またジムの費用も会社負担だし、オフィスに置いてあるフルーツやお菓子等の食べ物や飲み物は常に食べ放題だったので、朝ごはんを自費で食べたこともほとんどなかった。また、IT系の会社なのでMacもほぼ会社負担で買うことができた。



コロナで状況が一変してしまったが、以前はこのような福利厚生が優秀な人材を集める一つの競争ポイントとなっていたので、今後も何か新しい福利厚生が生まれる気がする。


10. 飲みニケーションはある。でも参加しなくても誰も気にしない


「日本は飲み会が多くてウザい」という人がたまにいるが、アメリカにだって飲み会はある。歓迎会 (Welcome party)や送別会 (Farewell Party)は普通にあるし、何なら週末にホームパーティーを開催して一日中飲んでたりする。

日本と違うところは、行きたくなければ平気で断るというところだろうか。日本だと“飲み会を断ったら上司から苦言を呈された”という話もちらほら聞くが、アメリカでそんなことしていたらその上司がクビになる。「誘ってくれてありがとう。でも用事があるからまた次回参加するね!」で話は終わりだ。
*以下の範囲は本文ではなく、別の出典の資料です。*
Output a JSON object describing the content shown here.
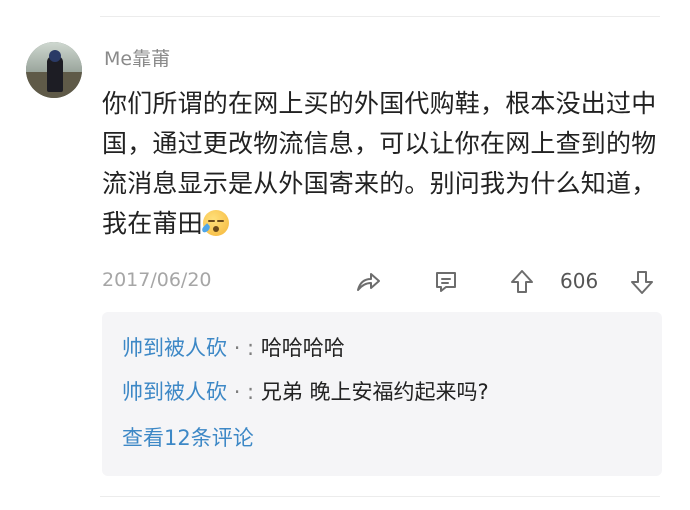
{
  "comment": {
    "username": "Me靠莆",
    "text": "你们所谓的在网上买的外国代购鞋，根本没出过中国，通过更改物流信息，可以让你在网上查到的物流消息显示是从外国寄来的。别问我为什么知道，我在莆田",
    "emoji": "sleepy-face",
    "date": "2017/06/20",
    "upvote_count": "606"
  },
  "icons": {
    "share": "share-arrow-icon",
    "comment": "comment-bubble-icon",
    "upvote": "upvote-arrow-icon",
    "downvote": "downvote-arrow-icon"
  },
  "replies": [
    {
      "author": "帅到被人砍",
      "separator": "· :",
      "text": "哈哈哈哈"
    },
    {
      "author": "帅到被人砍",
      "separator": "· :",
      "text": "兄弟 晚上安福约起来吗?"
    }
  ],
  "view_more_label": "查看12条评论",
  "colors": {
    "link_blue": "#3d88c6",
    "meta_gray": "#a6a6a6",
    "reply_bg": "#f5f5f7"
  }
}
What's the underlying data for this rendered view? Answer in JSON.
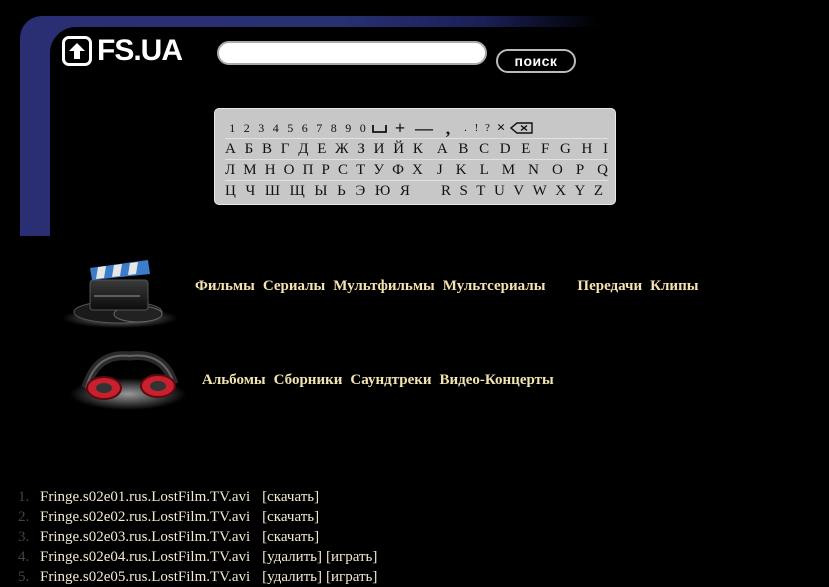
{
  "logo": {
    "text": "FS.UA"
  },
  "search": {
    "value": "",
    "button_label": "поиск"
  },
  "keyboard": {
    "digits": [
      "1",
      "2",
      "3",
      "4",
      "5",
      "6",
      "7",
      "8",
      "9",
      "0"
    ],
    "symbols": [
      "+",
      "—",
      ",",
      ".",
      "!",
      "?",
      "×"
    ],
    "rows": [
      {
        "cyr": [
          "А",
          "Б",
          "В",
          "Г",
          "Д",
          "Е",
          "Ж",
          "З",
          "И",
          "Й",
          "К"
        ],
        "lat": [
          "A",
          "B",
          "C",
          "D",
          "E",
          "F",
          "G",
          "H",
          "I"
        ]
      },
      {
        "cyr": [
          "Л",
          "М",
          "Н",
          "О",
          "П",
          "Р",
          "С",
          "Т",
          "У",
          "Ф",
          "Х"
        ],
        "lat": [
          "J",
          "K",
          "L",
          "M",
          "N",
          "O",
          "P",
          "Q"
        ]
      },
      {
        "cyr": [
          "Ц",
          "Ч",
          "Ш",
          "Щ",
          "Ы",
          "Ь",
          "Э",
          "Ю",
          "Я"
        ],
        "lat": [
          "R",
          "S",
          "T",
          "U",
          "V",
          "W",
          "X",
          "Y",
          "Z"
        ]
      }
    ]
  },
  "video_categories": [
    "Фильмы",
    "Сериалы",
    "Мультфильмы",
    "Мультсериалы",
    "Передачи",
    "Клипы"
  ],
  "audio_categories": [
    "Альбомы",
    "Сборники",
    "Саундтреки",
    "Видео-Концерты"
  ],
  "files": [
    {
      "num": "1.",
      "name": "Fringe.s02e01.rus.LostFilm.TV.avi",
      "actions": [
        "[скачать]"
      ]
    },
    {
      "num": "2.",
      "name": "Fringe.s02e02.rus.LostFilm.TV.avi",
      "actions": [
        "[скачать]"
      ]
    },
    {
      "num": "3.",
      "name": "Fringe.s02e03.rus.LostFilm.TV.avi",
      "actions": [
        "[скачать]"
      ]
    },
    {
      "num": "4.",
      "name": "Fringe.s02e04.rus.LostFilm.TV.avi",
      "actions": [
        "[удалить]",
        "[играть]"
      ]
    },
    {
      "num": "5.",
      "name": "Fringe.s02e05.rus.LostFilm.TV.avi",
      "actions": [
        "[удалить]",
        "[играть]"
      ]
    }
  ],
  "colors": {
    "link": "#f2e3b0",
    "header_blue": "#2a2e72",
    "background": "#000000"
  }
}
以上が私の思いつく10の異なる点だ。いかがだっただろうか。私個人としては外資系のキャリアが長いので、上記すべて“普通のこと”だが、外資系経験のない人は驚くかもしれない。ただ日本での働き方もここ10年でかなり変わってきており、特にベンチャー企業の中にはアメリカっぽい働き方の会社も増えてるように思う。

別に何でもアメリカの真似をすればいいとはまったく思わないが、日本には理不尽な風習がまだまだ残っているので、日本人の特性に合わせた形で社員が一番ストレスを感じない働き方が、コロナをきっかけにもっと浸透すれば良いと思う。